Relevance: GS-3: Indian Economy and issues relating to Planning, Mobilization of Resources, Growth, Development, and Employment.

Key Phrases: World Trade Organization (WTO) Information Technology Agreement (ITA), first ministerial conference, OECD's Trade in Value Added (TiVA), the Indo-Pacific Economic Framework for Prosperity (IPEF), domestic producers.

Why in News?

  • In 1997, India joined the World Trade Organization (WTO) Information Technology Agreement (ITA) and committed to eliminating customs duties on about 200 IT products.
  • However, India's experience with the ITA has been most discouraging, with the country's domestic IT industry almost wiped out.

Background of the ITA:

  • During the first ministerial conference of the WTO held in Singapore in 1996, a few WTO members concluded the ITA on December 13, 1996.
  • Under the agreement, the participants decided not to impose customs duties on about 200 products related to the IT sector.
  • The main proponents of the ITA included the European Union (EU), Hong Kong, Japan, Korea, Singapore, Thailand, and the US.
  • These countries were either benefiting from royalty flows from sales of branded IT products or had become significant manufacturing hubs in this segment due to foreign investment from developed countries.

India's Decision to Join the ITA:

  • While India did not join the ITA at the Singapore ministerial meeting, it appears to have engaged actively in negotiations on this issue.
  • India's Commerce Minister said on this issue in the Lok Sabha on December 16, 1996: “India had taken the view that strengthening of the global information technology infrastructure would be generally beneficial and therefore, subject to the interests of domestic producers being adequately safeguarded, India could consider joining the program of phased tariff reductions.”
  • However, India's rose-tinted view of ITA changed soon after joining.

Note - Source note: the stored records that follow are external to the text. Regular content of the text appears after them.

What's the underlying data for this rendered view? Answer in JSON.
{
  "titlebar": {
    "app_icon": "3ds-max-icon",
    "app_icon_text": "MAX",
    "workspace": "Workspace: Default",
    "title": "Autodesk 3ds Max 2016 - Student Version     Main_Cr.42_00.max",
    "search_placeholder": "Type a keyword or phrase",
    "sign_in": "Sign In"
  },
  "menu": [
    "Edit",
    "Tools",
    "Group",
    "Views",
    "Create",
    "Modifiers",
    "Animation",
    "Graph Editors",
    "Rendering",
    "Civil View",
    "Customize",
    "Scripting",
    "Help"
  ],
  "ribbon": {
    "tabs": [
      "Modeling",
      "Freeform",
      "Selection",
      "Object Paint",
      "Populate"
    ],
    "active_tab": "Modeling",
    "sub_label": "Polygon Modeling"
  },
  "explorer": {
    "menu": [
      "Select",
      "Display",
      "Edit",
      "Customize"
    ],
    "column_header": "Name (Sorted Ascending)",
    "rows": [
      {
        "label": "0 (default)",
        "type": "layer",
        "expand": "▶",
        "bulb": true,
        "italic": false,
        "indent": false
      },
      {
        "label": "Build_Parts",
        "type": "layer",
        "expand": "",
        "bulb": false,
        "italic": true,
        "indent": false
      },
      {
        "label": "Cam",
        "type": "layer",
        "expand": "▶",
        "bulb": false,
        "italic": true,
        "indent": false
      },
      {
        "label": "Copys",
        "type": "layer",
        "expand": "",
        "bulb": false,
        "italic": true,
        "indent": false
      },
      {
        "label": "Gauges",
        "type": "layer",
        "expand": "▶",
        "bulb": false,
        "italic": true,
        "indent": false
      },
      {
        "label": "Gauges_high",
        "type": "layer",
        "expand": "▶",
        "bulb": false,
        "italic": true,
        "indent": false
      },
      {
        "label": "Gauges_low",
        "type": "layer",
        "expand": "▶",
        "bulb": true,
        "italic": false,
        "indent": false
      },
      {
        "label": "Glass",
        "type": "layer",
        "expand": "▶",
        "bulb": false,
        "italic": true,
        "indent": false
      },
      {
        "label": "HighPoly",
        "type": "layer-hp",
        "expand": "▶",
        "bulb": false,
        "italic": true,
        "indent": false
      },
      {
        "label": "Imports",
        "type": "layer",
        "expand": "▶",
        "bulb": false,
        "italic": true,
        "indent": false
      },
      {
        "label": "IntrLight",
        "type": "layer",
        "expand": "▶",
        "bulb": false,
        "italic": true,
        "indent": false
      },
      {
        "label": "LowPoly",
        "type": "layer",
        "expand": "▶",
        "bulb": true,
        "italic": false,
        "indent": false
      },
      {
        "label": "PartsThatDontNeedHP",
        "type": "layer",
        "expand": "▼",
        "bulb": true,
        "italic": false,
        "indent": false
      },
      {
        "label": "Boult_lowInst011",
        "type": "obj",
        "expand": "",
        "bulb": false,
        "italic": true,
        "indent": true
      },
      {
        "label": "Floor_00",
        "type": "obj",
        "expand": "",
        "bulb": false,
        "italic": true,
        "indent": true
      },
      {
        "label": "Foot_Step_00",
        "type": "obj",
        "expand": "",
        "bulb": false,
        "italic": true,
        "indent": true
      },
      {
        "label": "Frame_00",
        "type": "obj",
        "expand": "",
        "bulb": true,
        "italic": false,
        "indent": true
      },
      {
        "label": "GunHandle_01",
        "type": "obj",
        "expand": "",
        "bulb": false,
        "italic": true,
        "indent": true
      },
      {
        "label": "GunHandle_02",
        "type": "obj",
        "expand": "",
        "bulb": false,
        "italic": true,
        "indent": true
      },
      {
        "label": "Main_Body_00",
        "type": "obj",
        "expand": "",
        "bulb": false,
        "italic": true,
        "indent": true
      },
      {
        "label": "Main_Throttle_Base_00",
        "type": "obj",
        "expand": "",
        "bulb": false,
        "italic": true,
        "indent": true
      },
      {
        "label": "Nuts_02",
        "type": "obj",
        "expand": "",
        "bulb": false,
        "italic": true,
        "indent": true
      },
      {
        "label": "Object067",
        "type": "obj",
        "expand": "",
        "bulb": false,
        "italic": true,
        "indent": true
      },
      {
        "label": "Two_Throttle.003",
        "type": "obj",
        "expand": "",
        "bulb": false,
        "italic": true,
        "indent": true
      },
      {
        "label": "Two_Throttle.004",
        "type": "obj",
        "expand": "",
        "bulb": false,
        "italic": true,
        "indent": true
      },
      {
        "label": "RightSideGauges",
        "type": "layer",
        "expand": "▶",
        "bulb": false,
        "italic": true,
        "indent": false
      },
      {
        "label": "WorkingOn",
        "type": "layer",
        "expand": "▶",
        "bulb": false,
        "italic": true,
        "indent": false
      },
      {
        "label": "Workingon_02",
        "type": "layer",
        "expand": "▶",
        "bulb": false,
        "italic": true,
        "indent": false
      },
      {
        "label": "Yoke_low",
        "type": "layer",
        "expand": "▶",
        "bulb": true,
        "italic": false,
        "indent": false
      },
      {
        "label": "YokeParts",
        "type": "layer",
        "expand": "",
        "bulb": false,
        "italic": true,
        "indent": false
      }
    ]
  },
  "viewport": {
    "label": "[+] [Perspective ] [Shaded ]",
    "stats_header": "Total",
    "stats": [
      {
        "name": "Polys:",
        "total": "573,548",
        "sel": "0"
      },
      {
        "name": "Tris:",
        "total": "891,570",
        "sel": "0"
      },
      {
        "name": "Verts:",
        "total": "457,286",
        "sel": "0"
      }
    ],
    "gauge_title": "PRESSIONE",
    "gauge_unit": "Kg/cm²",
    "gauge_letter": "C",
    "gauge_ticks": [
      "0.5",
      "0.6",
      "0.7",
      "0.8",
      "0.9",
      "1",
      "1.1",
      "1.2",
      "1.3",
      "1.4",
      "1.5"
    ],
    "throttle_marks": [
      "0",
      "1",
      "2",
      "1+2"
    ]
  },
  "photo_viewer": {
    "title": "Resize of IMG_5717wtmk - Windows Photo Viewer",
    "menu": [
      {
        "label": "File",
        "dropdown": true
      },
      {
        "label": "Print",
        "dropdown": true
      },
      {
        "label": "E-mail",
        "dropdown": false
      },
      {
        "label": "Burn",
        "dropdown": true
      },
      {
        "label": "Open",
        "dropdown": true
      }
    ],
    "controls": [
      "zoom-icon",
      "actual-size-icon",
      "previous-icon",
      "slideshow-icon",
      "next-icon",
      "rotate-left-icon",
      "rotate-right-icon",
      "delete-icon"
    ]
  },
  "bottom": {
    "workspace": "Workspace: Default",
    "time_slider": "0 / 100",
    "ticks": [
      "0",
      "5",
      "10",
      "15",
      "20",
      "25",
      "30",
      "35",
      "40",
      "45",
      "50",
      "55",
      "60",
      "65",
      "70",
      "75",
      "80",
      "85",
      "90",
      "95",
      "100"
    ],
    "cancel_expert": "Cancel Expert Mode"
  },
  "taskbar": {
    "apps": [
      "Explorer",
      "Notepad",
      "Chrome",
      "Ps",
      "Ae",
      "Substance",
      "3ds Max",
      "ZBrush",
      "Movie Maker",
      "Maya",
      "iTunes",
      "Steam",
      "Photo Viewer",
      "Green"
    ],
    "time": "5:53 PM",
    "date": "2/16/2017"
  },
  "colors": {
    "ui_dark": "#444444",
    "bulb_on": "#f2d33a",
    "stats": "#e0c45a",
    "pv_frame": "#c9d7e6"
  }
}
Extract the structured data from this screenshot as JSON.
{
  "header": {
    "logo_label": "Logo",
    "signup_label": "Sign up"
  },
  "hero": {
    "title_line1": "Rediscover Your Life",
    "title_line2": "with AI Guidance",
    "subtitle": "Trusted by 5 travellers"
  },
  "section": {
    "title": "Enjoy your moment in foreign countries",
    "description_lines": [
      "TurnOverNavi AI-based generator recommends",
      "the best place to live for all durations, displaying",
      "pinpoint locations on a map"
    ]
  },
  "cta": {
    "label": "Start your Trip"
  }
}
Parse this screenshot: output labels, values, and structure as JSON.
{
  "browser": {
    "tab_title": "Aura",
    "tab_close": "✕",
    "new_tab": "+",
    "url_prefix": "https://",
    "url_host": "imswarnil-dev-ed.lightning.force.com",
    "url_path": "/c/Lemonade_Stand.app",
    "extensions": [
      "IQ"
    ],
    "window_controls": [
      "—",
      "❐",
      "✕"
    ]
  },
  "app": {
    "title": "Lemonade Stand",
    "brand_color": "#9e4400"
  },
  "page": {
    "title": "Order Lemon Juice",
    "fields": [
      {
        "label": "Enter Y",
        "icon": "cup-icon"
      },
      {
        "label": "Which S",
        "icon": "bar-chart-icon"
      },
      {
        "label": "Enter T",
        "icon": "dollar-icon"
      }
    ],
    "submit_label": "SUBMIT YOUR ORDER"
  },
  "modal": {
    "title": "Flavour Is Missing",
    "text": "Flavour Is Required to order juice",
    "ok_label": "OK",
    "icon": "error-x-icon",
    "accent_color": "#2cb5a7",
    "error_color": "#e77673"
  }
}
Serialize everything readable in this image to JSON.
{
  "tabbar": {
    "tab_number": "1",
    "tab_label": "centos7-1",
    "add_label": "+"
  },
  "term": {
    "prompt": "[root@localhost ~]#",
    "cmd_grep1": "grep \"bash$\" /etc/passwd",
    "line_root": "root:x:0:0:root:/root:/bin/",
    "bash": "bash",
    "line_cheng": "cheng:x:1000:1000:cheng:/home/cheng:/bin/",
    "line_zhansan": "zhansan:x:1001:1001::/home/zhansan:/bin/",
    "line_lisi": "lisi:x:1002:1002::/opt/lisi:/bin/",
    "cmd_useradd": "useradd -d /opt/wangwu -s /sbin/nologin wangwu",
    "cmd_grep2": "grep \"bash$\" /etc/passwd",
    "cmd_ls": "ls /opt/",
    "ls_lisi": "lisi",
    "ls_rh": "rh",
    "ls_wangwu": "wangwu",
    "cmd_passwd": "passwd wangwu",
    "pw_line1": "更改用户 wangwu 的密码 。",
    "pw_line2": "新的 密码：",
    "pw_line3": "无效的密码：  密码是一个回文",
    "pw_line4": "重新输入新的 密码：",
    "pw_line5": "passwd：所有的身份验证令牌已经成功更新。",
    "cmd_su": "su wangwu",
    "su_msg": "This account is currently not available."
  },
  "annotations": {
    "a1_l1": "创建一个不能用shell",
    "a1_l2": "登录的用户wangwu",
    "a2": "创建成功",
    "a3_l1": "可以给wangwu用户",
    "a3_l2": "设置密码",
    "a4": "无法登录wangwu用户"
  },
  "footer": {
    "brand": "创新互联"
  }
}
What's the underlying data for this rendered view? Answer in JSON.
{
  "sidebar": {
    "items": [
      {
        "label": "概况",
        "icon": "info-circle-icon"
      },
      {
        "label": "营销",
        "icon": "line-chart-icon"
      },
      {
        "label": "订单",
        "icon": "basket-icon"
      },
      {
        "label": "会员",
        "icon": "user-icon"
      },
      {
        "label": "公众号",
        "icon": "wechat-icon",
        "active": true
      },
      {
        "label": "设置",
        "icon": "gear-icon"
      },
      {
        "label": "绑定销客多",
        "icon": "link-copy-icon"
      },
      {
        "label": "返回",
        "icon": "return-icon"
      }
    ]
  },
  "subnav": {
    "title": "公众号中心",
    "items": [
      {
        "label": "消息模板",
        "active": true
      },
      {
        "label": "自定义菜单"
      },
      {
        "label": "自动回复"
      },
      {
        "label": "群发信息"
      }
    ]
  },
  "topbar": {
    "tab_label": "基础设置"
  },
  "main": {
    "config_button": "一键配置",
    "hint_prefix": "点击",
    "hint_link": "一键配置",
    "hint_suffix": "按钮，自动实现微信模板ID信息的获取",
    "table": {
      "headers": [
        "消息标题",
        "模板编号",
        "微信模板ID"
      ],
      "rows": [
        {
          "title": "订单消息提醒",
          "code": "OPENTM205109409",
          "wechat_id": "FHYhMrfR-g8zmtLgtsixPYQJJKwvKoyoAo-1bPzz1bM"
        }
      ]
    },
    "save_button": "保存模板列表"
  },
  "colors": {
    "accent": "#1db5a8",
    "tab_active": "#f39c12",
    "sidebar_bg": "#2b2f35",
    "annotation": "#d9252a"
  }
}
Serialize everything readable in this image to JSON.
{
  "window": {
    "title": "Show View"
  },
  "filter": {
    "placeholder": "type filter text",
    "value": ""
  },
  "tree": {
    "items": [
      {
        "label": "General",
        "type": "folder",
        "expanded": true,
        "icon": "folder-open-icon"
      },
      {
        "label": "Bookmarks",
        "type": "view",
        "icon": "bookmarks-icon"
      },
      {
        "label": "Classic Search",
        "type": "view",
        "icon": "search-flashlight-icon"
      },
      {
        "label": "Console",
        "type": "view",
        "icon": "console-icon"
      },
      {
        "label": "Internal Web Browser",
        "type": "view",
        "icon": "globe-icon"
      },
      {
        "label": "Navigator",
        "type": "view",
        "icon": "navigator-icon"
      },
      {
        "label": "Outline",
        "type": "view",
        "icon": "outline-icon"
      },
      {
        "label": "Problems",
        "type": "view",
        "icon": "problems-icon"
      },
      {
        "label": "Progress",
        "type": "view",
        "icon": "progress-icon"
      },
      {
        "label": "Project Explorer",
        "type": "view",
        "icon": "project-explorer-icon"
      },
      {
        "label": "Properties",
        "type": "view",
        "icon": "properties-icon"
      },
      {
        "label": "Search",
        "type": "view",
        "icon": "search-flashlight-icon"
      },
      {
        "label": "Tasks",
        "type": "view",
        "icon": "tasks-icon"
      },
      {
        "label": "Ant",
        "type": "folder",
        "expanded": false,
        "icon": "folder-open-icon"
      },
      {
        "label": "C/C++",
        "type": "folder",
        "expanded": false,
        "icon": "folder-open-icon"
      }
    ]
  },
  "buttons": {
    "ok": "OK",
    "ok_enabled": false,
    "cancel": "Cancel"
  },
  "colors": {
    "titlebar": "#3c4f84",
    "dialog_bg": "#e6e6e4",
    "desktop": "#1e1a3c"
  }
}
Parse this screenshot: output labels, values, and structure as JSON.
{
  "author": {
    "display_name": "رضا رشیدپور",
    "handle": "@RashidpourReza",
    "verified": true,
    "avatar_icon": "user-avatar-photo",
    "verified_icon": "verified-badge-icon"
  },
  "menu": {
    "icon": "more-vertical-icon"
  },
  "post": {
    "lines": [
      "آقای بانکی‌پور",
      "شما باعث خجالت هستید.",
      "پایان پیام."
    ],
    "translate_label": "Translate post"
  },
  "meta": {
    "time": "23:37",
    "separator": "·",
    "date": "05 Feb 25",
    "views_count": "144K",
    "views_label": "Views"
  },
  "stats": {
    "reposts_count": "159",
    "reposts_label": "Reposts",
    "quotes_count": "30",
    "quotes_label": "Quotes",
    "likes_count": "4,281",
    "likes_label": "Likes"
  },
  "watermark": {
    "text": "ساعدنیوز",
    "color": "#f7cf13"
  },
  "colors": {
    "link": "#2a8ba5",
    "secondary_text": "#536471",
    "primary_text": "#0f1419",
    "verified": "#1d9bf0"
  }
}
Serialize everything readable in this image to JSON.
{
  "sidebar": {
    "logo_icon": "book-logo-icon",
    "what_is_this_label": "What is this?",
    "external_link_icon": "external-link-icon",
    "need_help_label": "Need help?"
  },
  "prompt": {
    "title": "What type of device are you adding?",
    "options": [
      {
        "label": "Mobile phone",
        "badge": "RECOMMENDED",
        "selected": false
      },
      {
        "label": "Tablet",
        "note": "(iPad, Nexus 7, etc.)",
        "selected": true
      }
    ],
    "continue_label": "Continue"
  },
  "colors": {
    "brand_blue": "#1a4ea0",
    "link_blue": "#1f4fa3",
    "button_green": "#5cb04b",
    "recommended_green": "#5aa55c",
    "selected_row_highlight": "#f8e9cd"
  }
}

The DOC website states, "India's experience with the ITA has been most discouraging, which almost wiped out the IT industry from India".

The Dismal Experience with the ITA:

  • Flawed Basis of Joining the ITA:
    • The primary objective of joining the ITA was to enhance the competitiveness of IT services in India by making hardware imports cheaper.
    • However, with the benefit of hindsight, it can be speculated that this decision was flawed.
    • Calculations based on OECD's Trade in Value Added (TiVA) database suggest that IT hardware's contribution to the overall value-addition of IT services was minimal.
    • For each $100 of IT and telecommunications services sold in India, machinery and equipment, including IT hardware, contributed less than $1 to the final output of IT services and $2 for telecommunication services.
  • Impact on Domestic Producers:
    • After joining the ITA, India's domestic producers of computers, electronics, and optical products faced a massive hit.
    • Their share in total demand for these products in the country dropped from 70% in 1995 to around 45% in 2011.
    • This was due to the government signing away the right to impose customs duty on IT hardware, which left it with no effective policy instrument to protect the domestic IT hardware industry.

Missed opportunity:

  • If India had not joined the ITA, the government would have retained the option of keeping customs duties low but raising them when the domestic industry was unable to cope with imported IT products.
  • This would have been a more useful way of balancing the competing needs of IT services and the IT hardware industry.
  • The government officials would not have had the benefit of OECD TiVA while taking the decision to join ITA.

Conclusion:

  • Often trade negotiators are called upon to take crucial decisions without having sufficient information.
  • It is reasonable to assume that India’s negotiators would be facing this problem in ongoing FTA negotiations with the UK and the EU, as well as in the engagement with the US under the Indo-Pacific Economic Framework for Prosperity (IPEF).
  • In particular, it may be difficult for the negotiators to envisage the interventions which the government might be required to make in the future in sectors with fast-changing technology.
  • A useful rule of thumb should be to choose an option that preserves the policy flexibility of the government to support its domestic producers to the maximum possible extent.
  • Being deprived of policy tools through trade agreements for supporting domestic producers, especially in new and emerging areas, can come to haunt India.
  • In its ongoing trade engagements, the country can ill-afford to repeat the mistake made in the context of ITA.

Source: The Hindu BL

Mains Question:

Q. Critically examine India's decision to join the WTO Information Technology Agreement (ITA) in 1997 and the impact of this decision on India's IT hardware industry.